Re: [PATCH rdma-next] RDMA/cgroup: fix resource leak in DRIVER_FAILURE cleanup path

From: Leon Romanovsky

Date: Wed Jun 10 2026 - 04:58:11 EST


On Mon, May 18, 2026 at 11:15:41AM +0800, Tao Cui wrote:
> When a driver fails to destroy an RDMA object during ufile cleanup,
> the kernel retries and eventually falls back to the
> RDMA_REMOVE_DRIVER_FAILURE path. This path sets obj->object = NULL
> before calling uverbs_destroy_uobject(), which skips the destroy_hw
> callback. Since ib_rdmacg_uncharge() lives inside destroy_hw_idr_uobject(),
> the HCA_OBJECT cgroup charge is never released.
>
> Add an explicit ib_rdmacg_uncharge() call in the DRIVER_FAILURE path
> to prevent the resource counter leak.

It is not the correct approach.
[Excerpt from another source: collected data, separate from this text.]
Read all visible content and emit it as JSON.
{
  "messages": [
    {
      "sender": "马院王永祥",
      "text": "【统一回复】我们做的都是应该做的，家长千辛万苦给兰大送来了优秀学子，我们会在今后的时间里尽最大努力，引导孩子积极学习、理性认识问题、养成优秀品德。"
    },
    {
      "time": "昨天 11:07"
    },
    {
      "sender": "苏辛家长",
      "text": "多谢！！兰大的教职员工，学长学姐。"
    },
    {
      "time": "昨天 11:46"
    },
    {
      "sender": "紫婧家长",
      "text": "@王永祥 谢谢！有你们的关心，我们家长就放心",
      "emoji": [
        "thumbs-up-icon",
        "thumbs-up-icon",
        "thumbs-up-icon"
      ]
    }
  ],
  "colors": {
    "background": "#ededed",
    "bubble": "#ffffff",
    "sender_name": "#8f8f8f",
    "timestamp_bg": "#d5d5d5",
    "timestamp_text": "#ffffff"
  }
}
A cgroup controls how many resources a
task may consume, and a "failure to release" indicates that the resource
usage is still being accounted to that task.

Thanks

>
> Signed-off-by: Tao Cui <cuitao@xxxxxxxxxx>
> ---
> drivers/infiniband/core/rdma_core.c | 5 ++++-
> 1 file changed, 4 insertions(+), 1 deletion(-)
>
> diff --git a/drivers/infiniband/core/rdma_core.c b/drivers/infiniband/core/rdma_core.c
> index 5018ec837056..347ec8f6976b 100644
> --- a/drivers/infiniband/core/rdma_core.c
> +++ b/drivers/infiniband/core/rdma_core.c
> @@ -917,8 +917,11 @@ static int __uverbs_cleanup_ufile(struct ib_uverbs_file *ufile,
> * racing with a lookup_get.
> */
> WARN_ON(uverbs_try_lock_object(obj, UVERBS_LOOKUP_WRITE));
> - if (reason == RDMA_REMOVE_DRIVER_FAILURE)
> + if (reason == RDMA_REMOVE_DRIVER_FAILURE) {
> obj->object = NULL;
> + ib_rdmacg_uncharge(&obj->cg_obj, ib_dev,
> + RDMACG_RESOURCE_HCA_OBJECT);
> + }
> if (!uverbs_destroy_uobject(obj, reason, &attrs))
> ret = 0;
> else
> --
> 2.43.0
>